In between the occasional seasonal sneezes, drilling sounds from a necessary garage door repair to my left, and anxious, happy doggie barks inside, this sun provides me much needed calm. Warm facetime across a right cheek as I sit comfortably on a rocking wicker chair – morning feel good massaging a pre-Friday, 7:45 a.m. sore body. Ninety-four million miles away, yet immediate relief after two days of uphill crazy-town, mental drive-throughs with peoplefolk.

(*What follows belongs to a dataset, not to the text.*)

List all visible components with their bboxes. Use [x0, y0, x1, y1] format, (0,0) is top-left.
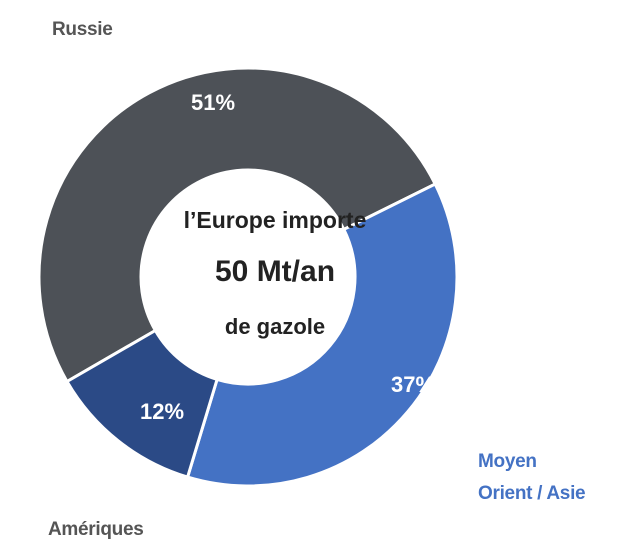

It wasn’t their fault, I guess. Better to dismiss it away than to get in the weeds trying to figure out why conversations and activities go the way of ridiculous. Especially in business dealings, I find myself in the land of the lost when folks don’t consider time or effort valuable … especially when spent on their behalf. Nobody needs a bucket of praise here. Just a simple dribble from the faucet of respect would have been nice the past 48 hours.

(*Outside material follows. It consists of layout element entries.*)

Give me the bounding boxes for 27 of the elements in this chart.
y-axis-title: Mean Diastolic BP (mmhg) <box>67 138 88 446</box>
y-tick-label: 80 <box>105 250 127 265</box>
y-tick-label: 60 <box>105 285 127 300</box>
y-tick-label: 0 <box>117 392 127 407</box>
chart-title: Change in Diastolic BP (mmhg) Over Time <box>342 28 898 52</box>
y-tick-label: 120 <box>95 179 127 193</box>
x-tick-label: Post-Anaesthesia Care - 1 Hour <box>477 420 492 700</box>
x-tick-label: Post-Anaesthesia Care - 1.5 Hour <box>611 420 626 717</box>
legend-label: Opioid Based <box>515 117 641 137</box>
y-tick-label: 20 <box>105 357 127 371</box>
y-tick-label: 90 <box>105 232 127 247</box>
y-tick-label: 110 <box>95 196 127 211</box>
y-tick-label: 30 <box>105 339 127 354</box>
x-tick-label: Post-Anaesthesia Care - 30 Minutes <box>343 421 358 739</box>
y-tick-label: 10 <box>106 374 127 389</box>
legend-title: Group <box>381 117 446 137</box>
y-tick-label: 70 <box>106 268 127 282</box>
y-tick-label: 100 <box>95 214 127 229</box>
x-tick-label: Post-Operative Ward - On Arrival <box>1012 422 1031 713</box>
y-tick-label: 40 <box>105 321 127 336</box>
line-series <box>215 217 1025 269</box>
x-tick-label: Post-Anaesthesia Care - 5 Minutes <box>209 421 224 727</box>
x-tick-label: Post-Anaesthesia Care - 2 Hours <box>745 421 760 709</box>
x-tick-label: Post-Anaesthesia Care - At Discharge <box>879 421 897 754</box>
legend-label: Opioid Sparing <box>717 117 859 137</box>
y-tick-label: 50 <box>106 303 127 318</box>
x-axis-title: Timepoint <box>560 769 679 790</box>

And so I sit, quite peacefully, on a well-accepting agreeable chair while the sun’s 8 minutes of aged warmth reaches my face. It feels 100% amenable to what I need right now: Quiet in the midst of drilling, barking, and sneezing.

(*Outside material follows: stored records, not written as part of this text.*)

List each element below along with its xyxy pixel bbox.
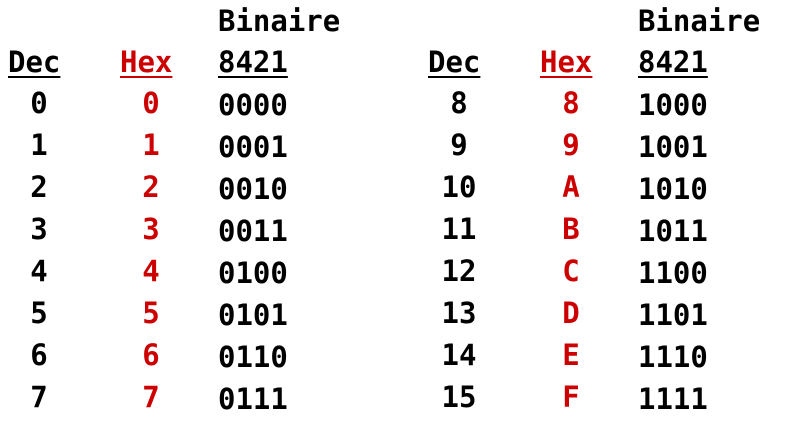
binary-value: 1110 [638,340,708,374]
binary-value: 0000 [218,88,288,122]
conversion-table-right: Binaire Dec Hex 8421 8 8 1000 9 9 1001 10 A 1010… [420,0,800,426]
binary-value: 0111 [218,382,288,416]
dec-value: 5 [30,296,48,330]
binary-value: 0001 [218,130,288,164]
hex-value: D [562,296,580,330]
hex-value: 0 [142,86,160,120]
hex-value: 8 [562,86,580,120]
binary-value: 0110 [218,340,288,374]
hex-value: 5 [142,296,160,330]
binary-weights-header: 8421 [638,45,708,79]
dec-value: 11 [441,212,477,246]
dec-value: 6 [30,338,48,372]
binary-value: 0101 [218,298,288,332]
hex-header: Hex [120,45,173,79]
hex-value: F [562,380,580,414]
binary-header-top: Binaire [218,4,341,38]
dec-value: 3 [30,212,48,246]
binary-value: 1100 [638,256,708,290]
hex-value: 3 [142,212,160,246]
dec-value: 0 [30,86,48,120]
binary-value: 1011 [638,214,708,248]
binary-value: 1111 [638,382,708,416]
hex-header: Hex [540,45,593,79]
hex-value: 7 [142,380,160,414]
binary-value: 0010 [218,172,288,206]
dec-value: 14 [441,338,477,372]
dec-value: 7 [30,380,48,414]
hex-value: E [562,338,580,372]
binary-value: 0100 [218,256,288,290]
hex-value: B [562,212,580,246]
conversion-table-left: Binaire Dec Hex 8421 0 0 0000 1 1 0001 2 2 0010 3… [8,4,341,416]
dec-value: 15 [441,380,477,414]
hex-value: 9 [562,128,580,162]
binary-value: 1101 [638,298,708,332]
dec-value: 10 [441,170,477,204]
dec-header: Dec [8,45,61,79]
binary-value: 1010 [638,172,708,206]
dec-value: 2 [30,170,48,204]
dec-value: 9 [450,128,468,162]
binary-value: 1001 [638,130,708,164]
binary-header-top: Binaire [638,4,761,38]
dec-value: 4 [30,254,48,288]
dec-value: 8 [450,86,468,120]
hex-value: 4 [142,254,160,288]
dec-value: 13 [441,296,477,330]
hex-value: 6 [142,338,160,372]
hex-value: 1 [142,128,160,162]
hex-value: C [562,254,580,288]
hex-value: A [562,170,580,204]
binary-value: 0011 [218,214,288,248]
binary-weights-header: 8421 [218,45,288,79]
dec-value: 1 [30,128,48,162]
dec-header: Dec [428,45,481,79]
binary-value: 1000 [638,88,708,122]
hex-value: 2 [142,170,160,204]
dec-value: 12 [441,254,477,288]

Connecting to what has been around for 4.6 billion years is better … for now. Sitting on a back patio wicker chair for a few precious moments, away from everyone except two guys repairing a garage door, is what repairs a soul. Breathing in the history and snugness this sun provides, while allowing the denim cushion on which I sit to ease in the day, fades away all the discoloration from days past.
These are the nice carve-outs we need.
I don’t expect life to be a perfect, tasty pie of sweetness all the time. It’s rough. Days are challenging – we know this. Gosh, the past year-and-a-half, right?. Life is difficult. My family will soon experience how so.
Monday, I expect life to change drastically for a loved one. That day’s decision will affect a lot in his life, although the sunshine rising early on the days remaining in his life will remain steady. Schedules, friends, hobbies, and other constants he has known are going to adjust because the independence he has known is being driven away. His license, most likely, will be, sadly, taken away. I hope this won’t be the case, but the glaring exit ramp ahead is too obvious to avoid. Mental traffic has been congested and we need to clear the roads ahead for him.
… And it’s up to the son, his loving siblings, and the sun, to find a way forward for a dad who has been challenging at times, a loving father as only he knew how to be, and companion to me across many a lunch and dinner tables.
This will be a few days from now. As it stands, Father’s Day is Sunday – the day before a doctor’s appointment happens soon after sunrise. I have a small gift wrapped for him. I wish I could wrap the sun for him and reverse time instead of the gift.
My past few day’s inconveniences are minimal compared to his potential life-changing few minutes. This carve-out helps me look at big picture things. It’s time to think. Ninety-four million miles away, yet so close is the sun and a son who is thinking about his father.
My hope is he will find his morning sun’s facetime soon after we leave the office.
Find your morning sun to set aside crazy-town peoplefolk and focus on others who have life struggles ahead. They’re under the same sun. Eight minutes of aged warmth will reach you … and touch the faces of those who reach an age when life just isn’t the same anymore – like dads who did the best they could.